Conferences and Meetings

Meetings rotate among host cities and institutions including Geneva, Prague, Stockholm, Warsaw, Munich, Lisbon, Barcelona, Vienna, Budapest, Paris, London, Rome, Zurich, Copenhagen, Athens, Reykjavík, Bucharest, Milan, Leipzig, Salzburg and venues affiliated with CERN, DESY, INFN Laboratori Nazionali del Gran Sasso and major universities. Sessions cover plenary talks, parallel sessions, poster sessions and topical workshops where speakers from ATLAS, CMS, LHCb, ALICE, CDF, , BaBar, Belle, Belle II, KLOE, NA62, COMPASS, HERA and SPS present.

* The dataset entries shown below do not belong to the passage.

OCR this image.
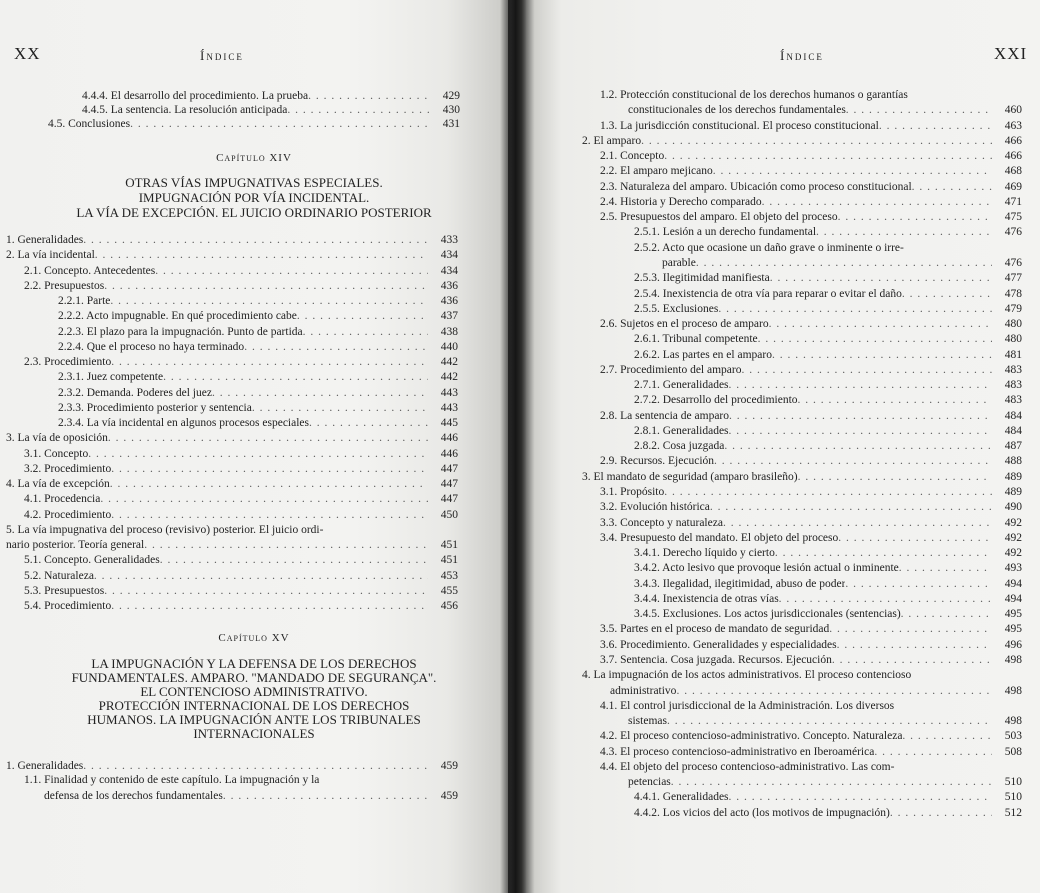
XX	Índice
4.4.4. El desarrollo del procedimiento. La prueba . . .	429
4.4.5. La sentencia. La resolución anticipada . . .	430
4.5. Conclusiones . . .	431
Capítulo XIV
OTRAS VÍAS IMPUGNATIVAS ESPECIALES.
IMPUGNACIÓN POR VÍA INCIDENTAL.
LA VÍA DE EXCEPCIÓN. EL JUICIO ORDINARIO POSTERIOR
1. Generalidades . . .	433
2. La vía incidental . . .	434
2.1. Concepto. Antecedentes . . .	434
2.2. Presupuestos . . .	436
2.2.1. Parte . . .	436
2.2.2. Acto impugnable. En qué procedimiento cabe . . .	437
2.2.3. El plazo para la impugnación. Punto de partida . . .	438
2.2.4. Que el proceso no haya terminado . . .	440
2.3. Procedimiento . . .	442
2.3.1. Juez competente . . .	442
2.3.2. Demanda. Poderes del juez . . .	443
2.3.3. Procedimiento posterior y sentencia . . .	443
2.3.4. La vía incidental en algunos procesos especiales . . .	445
3. La vía de oposición . . .	446
3.1. Concepto . . .	446
3.2. Procedimiento . . .	447
4. La vía de excepción . . .	447
4.1. Procedencia . . .	447
4.2. Procedimiento . . .	450
5. La vía impugnativa del proceso (revisivo) posterior. El juicio ordi-
nario posterior. Teoría general . . .	451
5.1. Concepto. Generalidades . . .	451
5.2. Naturaleza . . .	453
5.3. Presupuestos . . .	455
5.4. Procedimiento . . .	456
Capítulo XV
LA IMPUGNACIÓN Y LA DEFENSA DE LOS DERECHOS
FUNDAMENTALES. AMPARO. "MANDADO DE SEGURANÇA".
EL CONTENCIOSO ADMINISTRATIVO.
PROTECCIÓN INTERNACIONAL DE LOS DERECHOS
HUMANOS. LA IMPUGNACIÓN ANTE LOS TRIBUNALES
INTERNACIONALES
1. Generalidades . . .	459
1.1. Finalidad y contenido de este capítulo. La impugnación y la
defensa de los derechos fundamentales . . .	459
Índice	XXI
1.2. Protección constitucional de los derechos humanos o garantías
constitucionales de los derechos fundamentales . . .	460
1.3. La jurisdicción constitucional. El proceso constitucional . . .	463
2. El amparo . . .	466
2.1. Concepto . . .	466
2.2. El amparo mejicano . . .	468
2.3. Naturaleza del amparo. Ubicación como proceso constitucional . . .	469
2.4. Historia y Derecho comparado . . .	471
2.5. Presupuestos del amparo. El objeto del proceso . . .	475
2.5.1. Lesión a un derecho fundamental . . .	476
2.5.2. Acto que ocasione un daño grave o inminente o irre-
parable . . .	476
2.5.3. Ilegitimidad manifiesta . . .	477
2.5.4. Inexistencia de otra vía para reparar o evitar el daño . . .	478
2.5.5. Exclusiones . . .	479
2.6. Sujetos en el proceso de amparo . . .	480
2.6.1. Tribunal competente . . .	480
2.6.2. Las partes en el amparo . . .	481
2.7. Procedimiento del amparo . . .	483
2.7.1. Generalidades . . .	483
2.7.2. Desarrollo del procedimiento . . .	483
2.8. La sentencia de amparo . . .	484
2.8.1. Generalidades . . .	484
2.8.2. Cosa juzgada . . .	487
2.9. Recursos. Ejecución . . .	488
3. El mandato de seguridad (amparo brasileño) . . .	489
3.1. Propósito . . .	489
3.2. Evolución histórica . . .	490
3.3. Concepto y naturaleza . . .	492
3.4. Presupuesto del mandato. El objeto del proceso . . .	492
3.4.1. Derecho líquido y cierto . . .	492
3.4.2. Acto lesivo que provoque lesión actual o inminente . . .	493
3.4.3. Ilegalidad, ilegitimidad, abuso de poder . . .	494
3.4.4. Inexistencia de otras vías . . .	494
3.4.5. Exclusiones. Los actos jurisdiccionales (sentencias) . . .	495
3.5. Partes en el proceso de mandato de seguridad . . .	495
3.6. Procedimiento. Generalidades y especialidades . . .	496
3.7. Sentencia. Cosa juzgada. Recursos. Ejecución . . .	498
4. La impugnación de los actos administrativos. El proceso contencioso
administrativo . . .	498
4.1. El control jurisdiccional de la Administración. Los diversos
sistemas . . .	498
4.2. El proceso contencioso-administrativo. Concepto. Naturaleza . . .	503
4.3. El proceso contencioso-administrativo en Iberoamérica . . .	508
4.4. El objeto del proceso contencioso-administrativo. Las com-
petencias . . .	510
4.4.1. Generalidades . . .	510
4.4.2. Los vicios del acto (los motivos de impugnación) . . .	512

Satellite meetings have included collaborations with IHEP (Beijing), US LHC Users' Association, Asia Pacific Center for Theoretical Physics, Perimeter Institute, CPTAC-type networks and instrument-focused workshops with CERN Openlab and industry partners such as Siemens and Thales.

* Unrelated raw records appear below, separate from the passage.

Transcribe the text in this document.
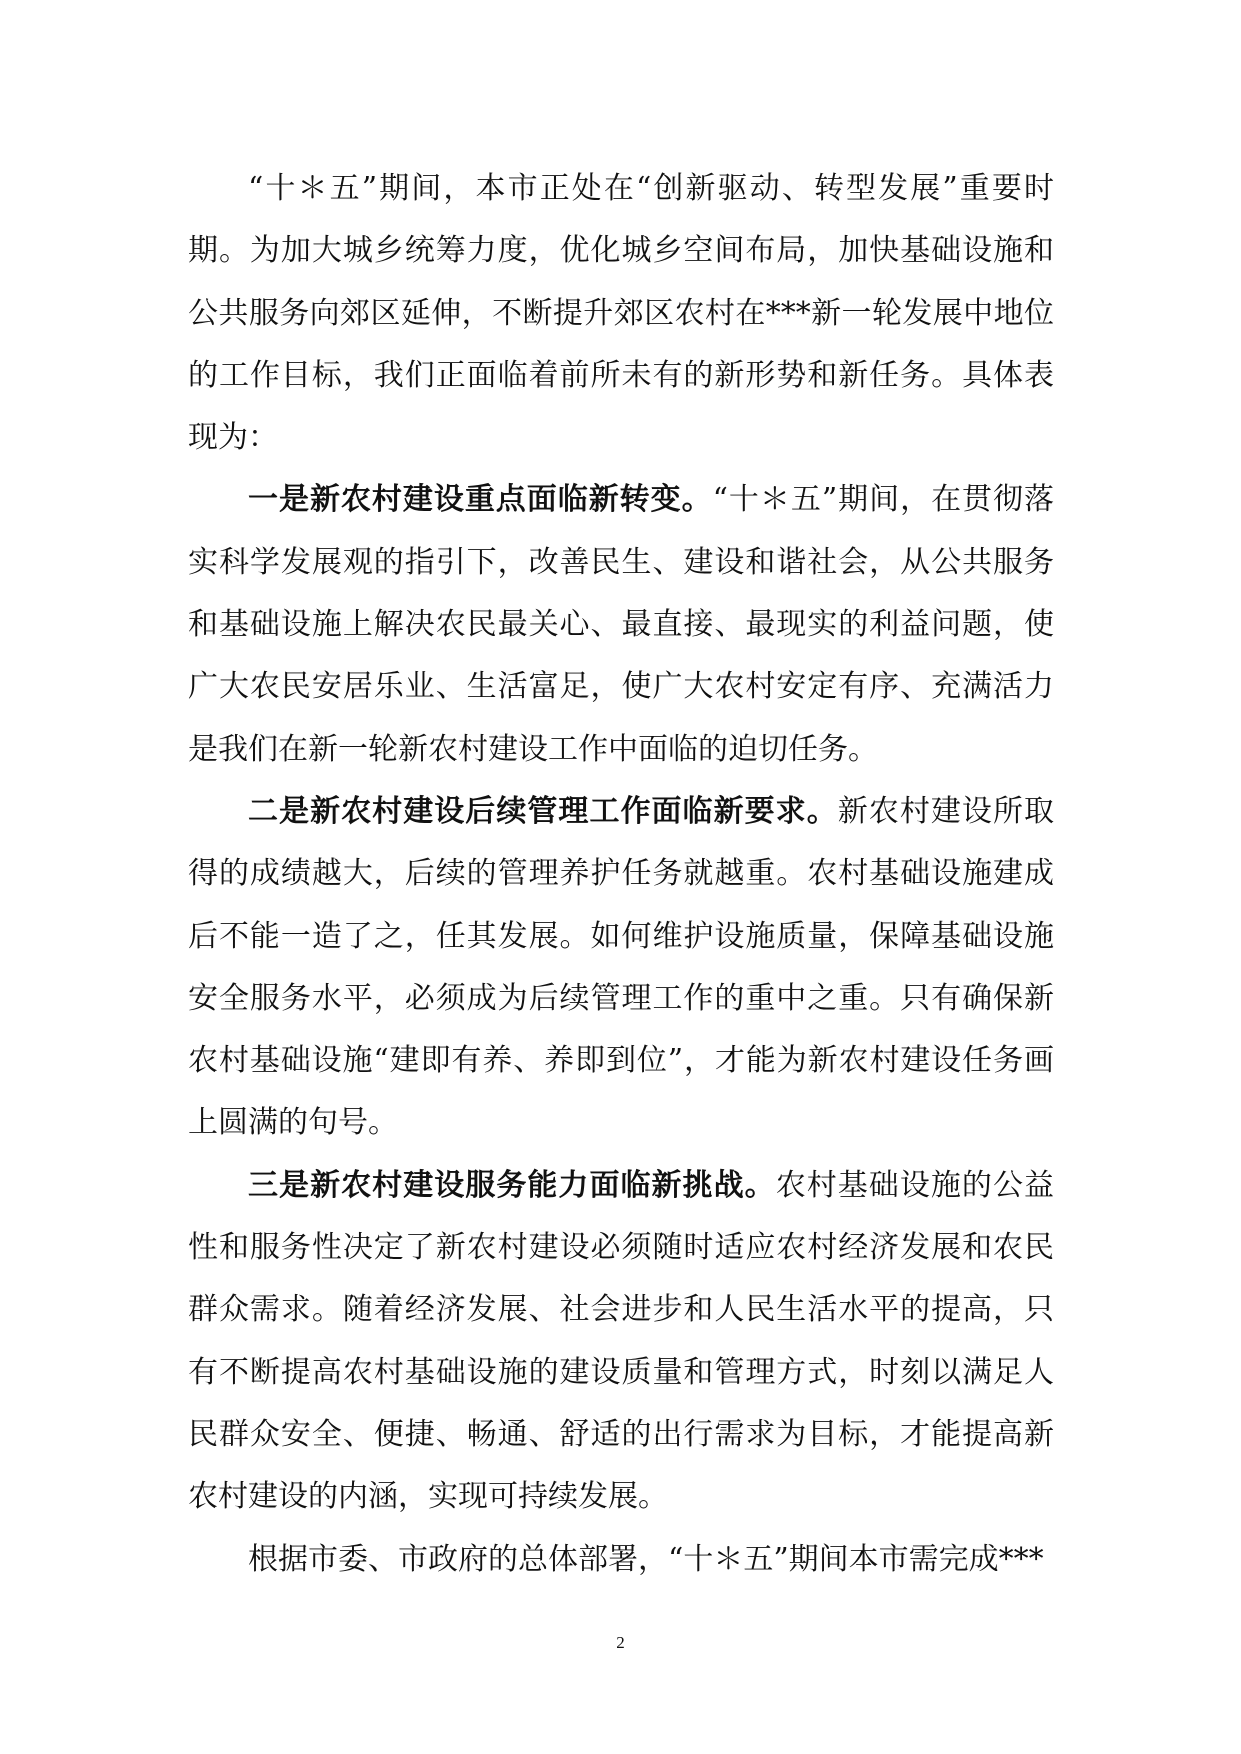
“十＊五”期间，本市正处在“创新驱动、转型发展”重要时期。为加大城乡统筹力度，优化城乡空间布局，加快基础设施和公共服务向郊区延伸，不断提升郊区农村在***新一轮发展中地位的工作目标，我们正面临着前所未有的新形势和新任务。具体表现为：

一是新农村建设重点面临新转变。“十＊五”期间，在贯彻落实科学发展观的指引下，改善民生、建设和谐社会，从公共服务和基础设施上解决农民最关心、最直接、最现实的利益问题，使广大农民安居乐业、生活富足，使广大农村安定有序、充满活力是我们在新一轮新农村建设工作中面临的迫切任务。

二是新农村建设后续管理工作面临新要求。新农村建设所取得的成绩越大，后续的管理养护任务就越重。农村基础设施建成后不能一造了之，任其发展。如何维护设施质量，保障基础设施安全服务水平，必须成为后续管理工作的重中之重。只有确保新农村基础设施“建即有养、养即到位”，才能为新农村建设任务画上圆满的句号。

三是新农村建设服务能力面临新挑战。农村基础设施的公益性和服务性决定了新农村建设必须随时适应农村经济发展和农民群众需求。随着经济发展、社会进步和人民生活水平的提高，只有不断提高农村基础设施的建设质量和管理方式，时刻以满足人民群众安全、便捷、畅通、舒适的出行需求为目标，才能提高新农村建设的内涵，实现可持续发展。

根据市委、市政府的总体部署，“十＊五”期间本市需完成***

2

Scientific Themes and Notable Results

Themes span results from collider physics, neutrino oscillations, dark matter searches, astrophysical connections, precision tests of the Standard Model (particle physics), beyond-Standard-Model proposals, flavor physics, CP violation, heavy-ion collisions, jet substructure, parton distribution functions, detector R&D, computing and software frameworks. Notable results presented have included Higgs boson measurements following ATLAS and CMS discoveries, top-quark properties from Tevatron and LHC experiments, rare-decay searches from LHCb and NA62, neutrino mixing angles from T2K, NOvA, DUNE planning updates, dark-matter limits from XENON, LUX-ZEPLIN, indirect searches with Fermi-LAT, H.E.S.S., MAGIC, and multimessenger reports involving IceCube, LIGO–Virgo coincidence analyses. Instrumentation highlights include calorimetry advances pioneered by groups from CERN and DESY, silicon tracking developments associated with FNAL and Brookhaven National Laboratory, and computing initiatives leveraging GRID and cloud collaborations with European Grid Infrastructure.

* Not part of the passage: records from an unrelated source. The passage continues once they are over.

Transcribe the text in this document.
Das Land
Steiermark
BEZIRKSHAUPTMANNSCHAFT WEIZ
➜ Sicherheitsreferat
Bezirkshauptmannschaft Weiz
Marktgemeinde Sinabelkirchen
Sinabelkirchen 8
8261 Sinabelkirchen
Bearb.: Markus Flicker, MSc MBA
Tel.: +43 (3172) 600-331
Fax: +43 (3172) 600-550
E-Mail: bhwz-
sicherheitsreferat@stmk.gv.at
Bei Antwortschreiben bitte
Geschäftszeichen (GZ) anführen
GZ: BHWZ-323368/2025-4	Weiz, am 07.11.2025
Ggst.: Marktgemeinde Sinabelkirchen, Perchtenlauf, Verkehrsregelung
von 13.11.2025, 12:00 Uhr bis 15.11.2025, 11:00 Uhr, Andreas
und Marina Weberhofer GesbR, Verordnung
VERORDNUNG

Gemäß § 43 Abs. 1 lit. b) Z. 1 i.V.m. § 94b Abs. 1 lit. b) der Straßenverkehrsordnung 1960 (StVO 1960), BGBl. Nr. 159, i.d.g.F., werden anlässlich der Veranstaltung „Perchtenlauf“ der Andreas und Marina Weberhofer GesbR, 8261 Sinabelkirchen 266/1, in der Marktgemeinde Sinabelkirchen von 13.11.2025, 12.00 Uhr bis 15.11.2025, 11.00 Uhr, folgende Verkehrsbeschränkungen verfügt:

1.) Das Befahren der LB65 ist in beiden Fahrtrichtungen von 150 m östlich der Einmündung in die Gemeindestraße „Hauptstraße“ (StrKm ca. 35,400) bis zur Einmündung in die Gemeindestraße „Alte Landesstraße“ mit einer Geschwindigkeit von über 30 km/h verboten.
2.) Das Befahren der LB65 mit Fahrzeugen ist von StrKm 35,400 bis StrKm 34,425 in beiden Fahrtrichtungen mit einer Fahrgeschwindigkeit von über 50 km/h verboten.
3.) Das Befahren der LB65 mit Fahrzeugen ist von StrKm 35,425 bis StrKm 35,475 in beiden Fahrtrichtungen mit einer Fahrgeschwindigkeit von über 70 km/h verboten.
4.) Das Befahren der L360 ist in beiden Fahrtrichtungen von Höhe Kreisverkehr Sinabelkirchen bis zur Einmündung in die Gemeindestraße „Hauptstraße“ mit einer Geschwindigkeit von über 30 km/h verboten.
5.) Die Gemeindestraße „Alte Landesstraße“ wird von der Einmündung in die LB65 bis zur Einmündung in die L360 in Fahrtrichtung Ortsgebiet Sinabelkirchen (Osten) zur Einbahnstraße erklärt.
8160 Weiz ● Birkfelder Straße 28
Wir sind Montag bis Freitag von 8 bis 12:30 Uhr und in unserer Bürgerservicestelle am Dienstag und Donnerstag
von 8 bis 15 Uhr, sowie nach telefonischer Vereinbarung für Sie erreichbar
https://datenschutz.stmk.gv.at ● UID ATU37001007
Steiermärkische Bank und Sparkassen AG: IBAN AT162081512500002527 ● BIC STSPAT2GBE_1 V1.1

Membership and Participation

Attendees comprise experiment spokespeople, principal investigators from labs such as CERN, DESY, Fermilab, SLAC, INFN, KEK, JINR, staff from national funding agencies including UK Research and Innovation, Agence Nationale de la Recherche, Deutsche Forschungsgemeinschaft, and representatives of collaborations like ATLAS, CMS, LHCb, ALICE, Belle II, BaBar, IceCube, Super-Kamiokande, SNO+, DUNE, Hyper-Kamiokande, NOvA, T2K, MINOS, OPERA, and theory groups from IAS, CERN Theory Department, Perimeter Institute, IPPP Durham, Niels Bohr Institute, Mathematical Institute, Oxford. Participation also includes industrial partners (detector vendors, computing firms), early-career researchers from institutions like University of Cambridge, ETH Zurich, Sorbonne University, University of Freiburg and delegates from funding bodies such as European Commission program officers.

Awards and Recognitions

The conference often features prize lectures and awards coordinated with entities such as the European Physical Society prizes, coordination with the EPS High Energy and Particle Physics Division awards, and recognitions aligning with major prizes like the CERN Medal, Breakthrough Prize in Fundamental Physics announcements by laureates associated with conference participants, and presentations by previous Nobel Prize in Physics winners. Special sessions honor major collaboration milestones from ATLAS, CMS, LHCb, ALICE, CDF, and lifetime achievements by figures affiliated with CERN, DESY, FNAL, SLAC and universities including Cambridge, Oxford, Harvard University, Princeton University, Massachusetts Institute of Technology, Stanford University, Columbia University, University of California, Berkeley, California Institute of Technology.